I began noticing financial bubbles after the internet bubble. Every so often, one asset seems to go crazy in the economy. I noticed it wasn’t a one-time occurrence, it happened about once a decade. The media uses the term “bubble” in a negative way, by looking in the past after it’s burst. I look at bubbles in a positive way, as a way to grow tremendous wealth because they are compounding annual returns at a high rate. For example, the next bubble I’ve identified (whose peak I believe is still a few years away), has returned 17% a year for 9 years. It did not have a negative return any year, even 2008.
I made my first million dollars in the internet bubble and then noticed the real estate bubble forming. I was able to sell my primary residence at the top of the bubble in July, 2007. Today I see another bubble forming. The sad thing is, most financial advisors are not including this asset in their client’s portfolios – yet (they will closer toward the peak. One of the definitions of a bubble is it becomes obvious to everyone and the crowd all jumps in at the same time – the top). I believe there will come a day when everyone in the world will be wanting this, including Central Banks. I also believe it will cause the largest wealth transfer in history. People who own this will have a lot more and people who don’t will have less because they’re not positioned right. The very wealthiest of the wealthy know this and are already positioning themselves in private portfolios and in hedge funds. To tell you what it is without educating you on the ins and outs of how to invest in it safely would be disingenuous.
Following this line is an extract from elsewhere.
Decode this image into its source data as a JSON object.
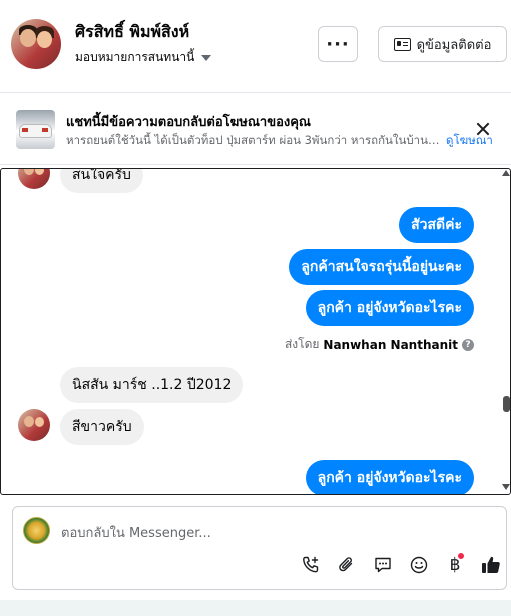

After I retired from the investment industry in 2007, I learned about cycles. Cycles are repeatable, predictable patterns that reappear in the stock market. For example, if there is a pattern that repeats itself in the stock market every 13 years, then we can predict that 13 years into the future, this event will happen. Cycles have been used by Paul Tudor Jones to time the crash of 1987 (he made $100 million that day), the stock market on 9/11/01 (that it would decline at the precise time it did), and the October high of 2008. Cycles don’t tell you WHY something will happen, they only tell you the WHAT that will happen in the stock market. For example. although the cycles timers knew the market would go down, they did not know what would cause it. The cycle timers say the stock market does not trade at random and by being able to predict market highs and lows they have proven that. I’ve found 4 different researchers who use cycles. The problem for the average person is they are more geared to the institutional investor and most people don’t know the best way to invest in the trends. That’s what I do – educate people to make money in bubbles and cycles.
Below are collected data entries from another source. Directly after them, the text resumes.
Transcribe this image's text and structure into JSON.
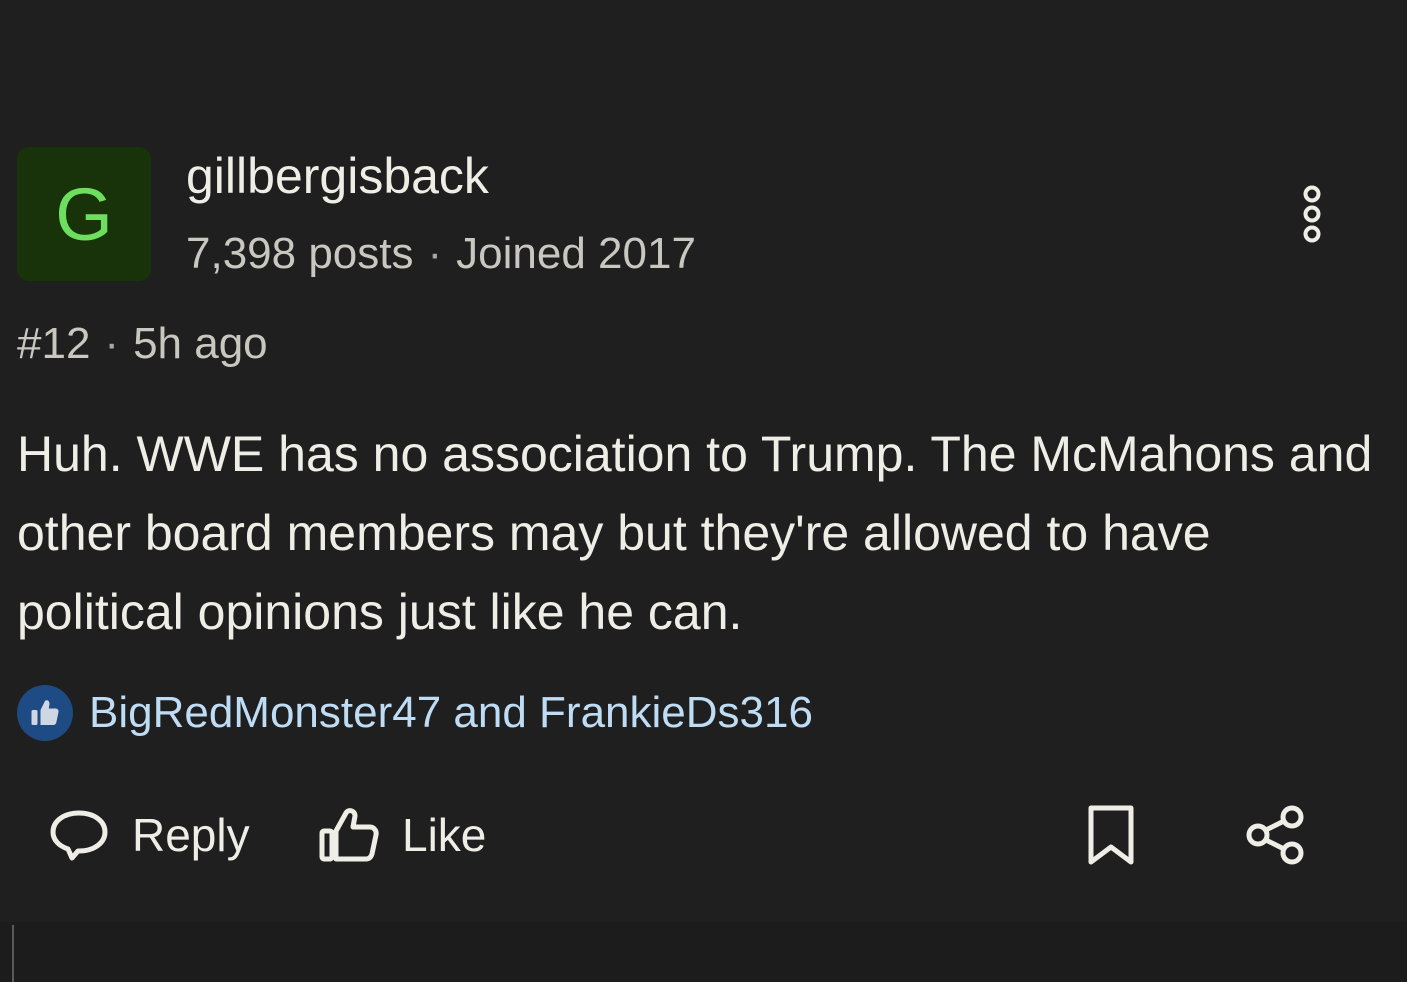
{
  "author": {
    "initial": "G",
    "username": "gillbergisback",
    "posts": "7,398 posts",
    "joined": "Joined 2017"
  },
  "post": {
    "number": "#12",
    "time": "5h ago",
    "body": "Huh. WWE has no association to Trump. The McMahons and other board members may but they're allowed to have political opinions just like he can."
  },
  "reactions": {
    "likers": "BigRedMonster47 and FrankieDs316"
  },
  "actions": {
    "reply_label": "Reply",
    "like_label": "Like"
  },
  "icons": {
    "more": "more-vertical-icon",
    "like_badge": "thumbs-up-icon",
    "reply": "speech-bubble-icon",
    "like": "thumbs-up-outline-icon",
    "bookmark": "bookmark-icon",
    "share": "share-icon"
  },
  "colors": {
    "background": "#1f1f1f",
    "avatar_bg": "#183309",
    "avatar_fg": "#6dde5e",
    "link": "#bfdcf5",
    "like_badge": "#1e4b83"
  }
}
Cycles are where the financial and spiritual meet. The stock market cycles are related to sunspot activity. When the energy on the sun (sunspot) is explosive, the stock market is “irrationally exuberant.” When sunspots are quiet, the economy is in a greater recession. Sunspots are at their quietest they’ve been in 100 years. The energy that is repeating stock market cycles is in the cycle highs and lows, it’s in the good times and bad, it’s in the profits and the losses. If the stock market is predetermined, then so is our economy. The illusion is that we are separate from the Lifeforce, but the reality is, it’s in everything, even the stock market! That’s what I call Truly Conscious Wealth. It’s understanding where the financial and spiritual meet and how you can benefit.